It also places the database effectively offline during the update, so this is not a suitable method for updating a 'online' database. Updates should happen on an 'offline' copy that is then swapped into place with the 'online' database.

Example:

 my $update = Search::InvertedIndex::Update->new(...);
 $inv_map->preload_update({ -update => $update });
                .
                .
                .
 $inv_map->update_group({ -group => 'test' });
clear_preload_update_for_group({ -group => $group });

This clears all the data from the preload area for the specified group.

update_group({ -group => $group[, -block_size => 65536] });

This clears the specifed group and loads all preloaded data (updates batch loaded through the 'preload_update' method pending finalization.

This is by far the fastest way to load a large set of data into the search system - but it is an 'all or nothing' approach. No 'incremental' updating is possible via this interface - the update_group completely erases all previously searchable data from the group and replaces it with the pending 'preload'ed data.

Examples:

  $inv_map->update_group({ -group => 'test' });

  $inv_map->update_group({ -group => 'test', -block_size => 65536 });

-block_size determines the 'chunking factor' used to limit the amount of memory the update uses (it corresponds roughly to the number of line entry items to be processed in memory at one time). Higher '-block_size's will improve performance until you run out of real memory. The default is 65536.

Since an exclusive lock should be held during the entire process, the database is essentially inaccessible until the update is complete.
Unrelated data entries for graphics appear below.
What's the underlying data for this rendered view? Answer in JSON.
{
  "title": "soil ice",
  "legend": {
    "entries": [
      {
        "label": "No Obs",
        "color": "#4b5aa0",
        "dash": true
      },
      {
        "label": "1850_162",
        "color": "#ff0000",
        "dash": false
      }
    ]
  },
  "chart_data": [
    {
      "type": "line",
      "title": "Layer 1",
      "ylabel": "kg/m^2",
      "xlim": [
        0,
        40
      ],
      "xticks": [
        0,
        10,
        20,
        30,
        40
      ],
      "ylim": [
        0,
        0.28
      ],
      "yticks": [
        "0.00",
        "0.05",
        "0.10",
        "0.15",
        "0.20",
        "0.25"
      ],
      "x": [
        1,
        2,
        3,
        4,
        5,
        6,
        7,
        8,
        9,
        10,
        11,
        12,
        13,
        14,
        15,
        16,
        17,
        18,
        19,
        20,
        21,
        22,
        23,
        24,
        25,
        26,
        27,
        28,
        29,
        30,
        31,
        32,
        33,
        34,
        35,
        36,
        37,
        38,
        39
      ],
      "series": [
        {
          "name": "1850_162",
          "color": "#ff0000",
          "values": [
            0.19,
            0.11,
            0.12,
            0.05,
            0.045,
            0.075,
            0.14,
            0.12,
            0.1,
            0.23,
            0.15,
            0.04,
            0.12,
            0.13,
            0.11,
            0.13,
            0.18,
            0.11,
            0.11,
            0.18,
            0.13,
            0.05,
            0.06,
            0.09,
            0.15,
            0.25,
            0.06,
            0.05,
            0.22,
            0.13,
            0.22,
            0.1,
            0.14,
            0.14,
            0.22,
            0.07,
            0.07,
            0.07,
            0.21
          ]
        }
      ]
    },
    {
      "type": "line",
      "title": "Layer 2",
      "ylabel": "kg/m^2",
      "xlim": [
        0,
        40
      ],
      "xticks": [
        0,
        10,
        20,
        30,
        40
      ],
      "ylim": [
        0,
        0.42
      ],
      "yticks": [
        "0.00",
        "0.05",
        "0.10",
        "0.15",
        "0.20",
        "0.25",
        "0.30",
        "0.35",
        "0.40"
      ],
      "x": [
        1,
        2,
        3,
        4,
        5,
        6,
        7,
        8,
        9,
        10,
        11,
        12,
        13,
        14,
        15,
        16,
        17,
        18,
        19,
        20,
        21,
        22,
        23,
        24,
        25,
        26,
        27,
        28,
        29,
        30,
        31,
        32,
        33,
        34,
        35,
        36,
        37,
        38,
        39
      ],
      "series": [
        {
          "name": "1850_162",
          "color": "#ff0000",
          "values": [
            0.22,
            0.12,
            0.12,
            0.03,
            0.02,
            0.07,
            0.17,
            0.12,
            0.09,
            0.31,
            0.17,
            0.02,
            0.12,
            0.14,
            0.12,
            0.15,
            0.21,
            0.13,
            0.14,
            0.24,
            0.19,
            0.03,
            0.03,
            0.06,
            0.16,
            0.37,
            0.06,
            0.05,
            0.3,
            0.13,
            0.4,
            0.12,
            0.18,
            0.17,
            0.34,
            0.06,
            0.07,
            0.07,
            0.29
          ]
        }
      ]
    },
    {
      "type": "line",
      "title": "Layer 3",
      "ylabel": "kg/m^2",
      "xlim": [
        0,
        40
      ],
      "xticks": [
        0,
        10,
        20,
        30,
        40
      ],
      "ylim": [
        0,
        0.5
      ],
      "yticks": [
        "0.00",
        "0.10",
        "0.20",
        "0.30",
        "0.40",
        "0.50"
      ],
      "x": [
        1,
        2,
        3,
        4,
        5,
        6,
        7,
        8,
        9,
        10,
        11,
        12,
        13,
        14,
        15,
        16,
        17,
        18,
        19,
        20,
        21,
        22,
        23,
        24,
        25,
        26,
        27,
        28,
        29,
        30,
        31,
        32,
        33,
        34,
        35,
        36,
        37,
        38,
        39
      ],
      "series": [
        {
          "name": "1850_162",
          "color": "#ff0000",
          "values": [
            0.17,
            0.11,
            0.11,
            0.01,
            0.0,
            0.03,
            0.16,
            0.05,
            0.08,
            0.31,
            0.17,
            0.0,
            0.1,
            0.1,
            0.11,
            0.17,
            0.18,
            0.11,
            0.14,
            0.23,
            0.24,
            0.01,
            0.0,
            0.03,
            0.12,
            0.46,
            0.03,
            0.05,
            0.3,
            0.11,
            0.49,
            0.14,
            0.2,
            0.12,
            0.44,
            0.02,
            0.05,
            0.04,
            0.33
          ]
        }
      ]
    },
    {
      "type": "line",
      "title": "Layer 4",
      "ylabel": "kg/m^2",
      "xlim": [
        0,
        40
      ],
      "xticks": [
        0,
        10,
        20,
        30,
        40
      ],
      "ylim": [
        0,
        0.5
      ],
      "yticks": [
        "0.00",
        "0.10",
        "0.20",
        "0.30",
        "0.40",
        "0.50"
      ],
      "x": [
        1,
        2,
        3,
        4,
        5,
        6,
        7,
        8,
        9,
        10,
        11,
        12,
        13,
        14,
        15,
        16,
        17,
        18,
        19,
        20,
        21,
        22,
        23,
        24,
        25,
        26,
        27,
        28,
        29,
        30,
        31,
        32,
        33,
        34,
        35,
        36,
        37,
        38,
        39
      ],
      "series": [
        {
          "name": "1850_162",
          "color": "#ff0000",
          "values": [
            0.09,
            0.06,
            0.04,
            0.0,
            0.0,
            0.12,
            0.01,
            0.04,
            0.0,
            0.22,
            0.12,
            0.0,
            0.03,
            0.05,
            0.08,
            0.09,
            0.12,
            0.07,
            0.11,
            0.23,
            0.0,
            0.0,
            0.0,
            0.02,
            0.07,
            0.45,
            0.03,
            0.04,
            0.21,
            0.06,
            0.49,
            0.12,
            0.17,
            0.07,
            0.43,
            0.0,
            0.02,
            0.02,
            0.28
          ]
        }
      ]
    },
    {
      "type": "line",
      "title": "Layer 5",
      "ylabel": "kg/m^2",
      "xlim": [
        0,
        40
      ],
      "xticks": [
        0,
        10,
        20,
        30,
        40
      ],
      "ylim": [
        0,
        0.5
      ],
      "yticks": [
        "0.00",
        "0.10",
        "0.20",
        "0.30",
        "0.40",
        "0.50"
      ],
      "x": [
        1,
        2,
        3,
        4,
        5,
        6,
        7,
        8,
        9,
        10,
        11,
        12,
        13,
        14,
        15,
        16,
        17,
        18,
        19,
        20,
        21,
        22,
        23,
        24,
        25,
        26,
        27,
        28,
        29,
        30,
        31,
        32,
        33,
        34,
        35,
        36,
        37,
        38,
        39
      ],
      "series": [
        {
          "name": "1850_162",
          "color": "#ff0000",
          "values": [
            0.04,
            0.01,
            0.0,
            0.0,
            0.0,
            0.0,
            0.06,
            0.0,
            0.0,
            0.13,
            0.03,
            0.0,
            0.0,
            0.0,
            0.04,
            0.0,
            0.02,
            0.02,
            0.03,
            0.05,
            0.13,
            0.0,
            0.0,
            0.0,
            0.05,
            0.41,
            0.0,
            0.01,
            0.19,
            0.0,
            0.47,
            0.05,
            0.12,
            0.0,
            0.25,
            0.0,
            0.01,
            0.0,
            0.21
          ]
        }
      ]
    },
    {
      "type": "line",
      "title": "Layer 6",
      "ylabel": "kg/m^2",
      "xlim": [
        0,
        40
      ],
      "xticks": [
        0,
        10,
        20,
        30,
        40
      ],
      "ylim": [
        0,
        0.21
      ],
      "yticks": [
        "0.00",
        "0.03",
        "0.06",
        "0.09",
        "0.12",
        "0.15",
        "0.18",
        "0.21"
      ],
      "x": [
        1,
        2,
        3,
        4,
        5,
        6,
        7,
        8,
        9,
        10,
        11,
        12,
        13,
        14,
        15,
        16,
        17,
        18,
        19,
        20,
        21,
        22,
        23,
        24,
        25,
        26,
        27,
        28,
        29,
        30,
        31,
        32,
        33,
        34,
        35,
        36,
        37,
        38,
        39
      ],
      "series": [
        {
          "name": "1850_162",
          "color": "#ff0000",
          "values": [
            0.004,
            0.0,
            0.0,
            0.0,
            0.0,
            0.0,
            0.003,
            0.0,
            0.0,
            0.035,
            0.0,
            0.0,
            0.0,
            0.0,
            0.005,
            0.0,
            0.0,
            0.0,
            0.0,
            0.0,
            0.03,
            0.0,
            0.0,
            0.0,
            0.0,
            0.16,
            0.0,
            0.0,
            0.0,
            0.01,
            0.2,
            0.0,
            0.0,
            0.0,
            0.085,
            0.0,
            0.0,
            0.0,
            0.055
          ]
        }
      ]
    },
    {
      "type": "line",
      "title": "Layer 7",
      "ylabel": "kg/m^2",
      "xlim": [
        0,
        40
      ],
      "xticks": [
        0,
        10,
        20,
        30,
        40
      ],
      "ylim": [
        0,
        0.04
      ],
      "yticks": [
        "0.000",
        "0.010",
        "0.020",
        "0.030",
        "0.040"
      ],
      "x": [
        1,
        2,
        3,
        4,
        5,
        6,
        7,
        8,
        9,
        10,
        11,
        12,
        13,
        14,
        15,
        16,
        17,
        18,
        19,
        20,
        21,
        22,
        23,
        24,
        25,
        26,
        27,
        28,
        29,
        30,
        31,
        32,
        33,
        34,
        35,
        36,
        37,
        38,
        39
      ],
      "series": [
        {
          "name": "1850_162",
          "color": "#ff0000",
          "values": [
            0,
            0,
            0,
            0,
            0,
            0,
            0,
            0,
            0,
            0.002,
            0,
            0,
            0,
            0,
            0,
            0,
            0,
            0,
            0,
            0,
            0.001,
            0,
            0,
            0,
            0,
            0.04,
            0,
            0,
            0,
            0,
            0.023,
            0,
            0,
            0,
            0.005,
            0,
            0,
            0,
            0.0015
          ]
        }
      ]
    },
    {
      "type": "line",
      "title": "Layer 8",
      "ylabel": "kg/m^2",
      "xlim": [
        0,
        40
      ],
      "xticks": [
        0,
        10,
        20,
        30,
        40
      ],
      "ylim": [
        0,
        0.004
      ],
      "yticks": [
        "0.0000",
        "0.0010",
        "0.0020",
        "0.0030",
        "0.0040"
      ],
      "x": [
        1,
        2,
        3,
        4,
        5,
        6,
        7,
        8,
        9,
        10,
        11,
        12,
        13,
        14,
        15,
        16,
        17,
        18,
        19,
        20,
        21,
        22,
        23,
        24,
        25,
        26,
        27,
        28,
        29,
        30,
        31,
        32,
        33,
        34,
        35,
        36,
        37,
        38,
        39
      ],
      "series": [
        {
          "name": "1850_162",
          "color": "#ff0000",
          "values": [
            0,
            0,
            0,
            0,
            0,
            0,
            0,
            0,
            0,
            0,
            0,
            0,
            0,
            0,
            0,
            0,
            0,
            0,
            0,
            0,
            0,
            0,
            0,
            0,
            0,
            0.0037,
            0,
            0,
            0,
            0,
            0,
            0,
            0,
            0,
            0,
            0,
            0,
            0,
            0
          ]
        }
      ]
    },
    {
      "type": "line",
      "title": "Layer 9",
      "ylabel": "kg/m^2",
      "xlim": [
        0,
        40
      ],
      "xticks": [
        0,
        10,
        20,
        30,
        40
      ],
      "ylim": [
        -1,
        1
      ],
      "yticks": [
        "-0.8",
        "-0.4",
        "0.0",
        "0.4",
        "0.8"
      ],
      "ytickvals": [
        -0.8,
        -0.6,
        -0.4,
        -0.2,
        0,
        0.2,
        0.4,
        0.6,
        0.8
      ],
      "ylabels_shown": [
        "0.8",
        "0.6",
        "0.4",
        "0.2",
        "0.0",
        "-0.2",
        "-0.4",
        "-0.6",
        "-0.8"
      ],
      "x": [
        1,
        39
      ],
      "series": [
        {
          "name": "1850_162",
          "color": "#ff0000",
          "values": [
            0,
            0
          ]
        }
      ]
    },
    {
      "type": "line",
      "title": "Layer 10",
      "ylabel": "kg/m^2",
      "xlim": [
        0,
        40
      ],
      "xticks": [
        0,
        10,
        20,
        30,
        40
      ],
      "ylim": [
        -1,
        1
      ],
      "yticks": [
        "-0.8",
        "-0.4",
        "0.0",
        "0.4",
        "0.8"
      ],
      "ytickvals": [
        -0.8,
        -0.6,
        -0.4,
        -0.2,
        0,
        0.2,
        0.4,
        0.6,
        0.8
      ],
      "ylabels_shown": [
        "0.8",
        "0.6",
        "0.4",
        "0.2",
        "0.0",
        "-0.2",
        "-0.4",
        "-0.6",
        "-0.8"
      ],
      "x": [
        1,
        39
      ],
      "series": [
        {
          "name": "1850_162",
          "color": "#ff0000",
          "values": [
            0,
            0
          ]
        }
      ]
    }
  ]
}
It is probably inadvisable to use this method of updating without keeping an 'online' and a seperate 'offline' database and copy over the 'offline' to 'online' after completion of the mass update on the 'offline' database.

search({ -query => $query [,-cache => 1] });

Performs a query on the map and returns the results as a Search::InvertedIndex::Result object containing the keys and rankings.

Example:

 my $query = Search::InvertedIndex::Query->new(...);
 my $result = $inv_map->search({ -query => $query });

Performs a complex multi-key match search with boolean logic and optional search term weighting.

The search request is formatted as follows:

my $result = $inv_map->search({ -query => $query });

where '$query' is a Search::InvertedIndex::Query object.

Each node can either be a specific search term with an optional weighting term (a Search::InvertedIndex::Query::Leaf object) or a logic term with its own sub-branches (a Search::Inverted::Query object).

The weightings are applied to the returned matches for each search term by multiplication of their base ranking before combination with the other logic terms.

This allows recursive use of search to resolve arbitrarily complex boolean searches and weight different search terms.

The optional -cache parameter instructs the database to cache ( if the -search_cache_dir and -search_cache_size initialization parameters are configured for use) the search and results for performance on repeat searches. '1' means use the cache, '0' means do not.

data_for_index({ -index => $index });

Returns the data record for the passed -index. Returns undef if no matching -index is in the system.

Example: my $data = $self->data_for_index({ -index => $index });

clear_all;

Completely clears the contents of the database and the search cache.

clear_cache;

Completely clears the contents of the search cache.

close;

Closes the currently open -map and flushes all associated buffers.

number_of_groups;

Returns the raw number of groups in the system.

Example: my $n = $inv_map->number_of_groups;

number_of_indexes;

Returns the raw number of indexes in the system.

Example: my $n = $inv_map->number_of_indexes;

number_of_keys;

Returns the raw number of keys in the system.

Example: my $n = $inv_map->number_of_keys;

number_of_indexes_in_group({ -group => $group });

Returns the raw number of indexes in a specific group.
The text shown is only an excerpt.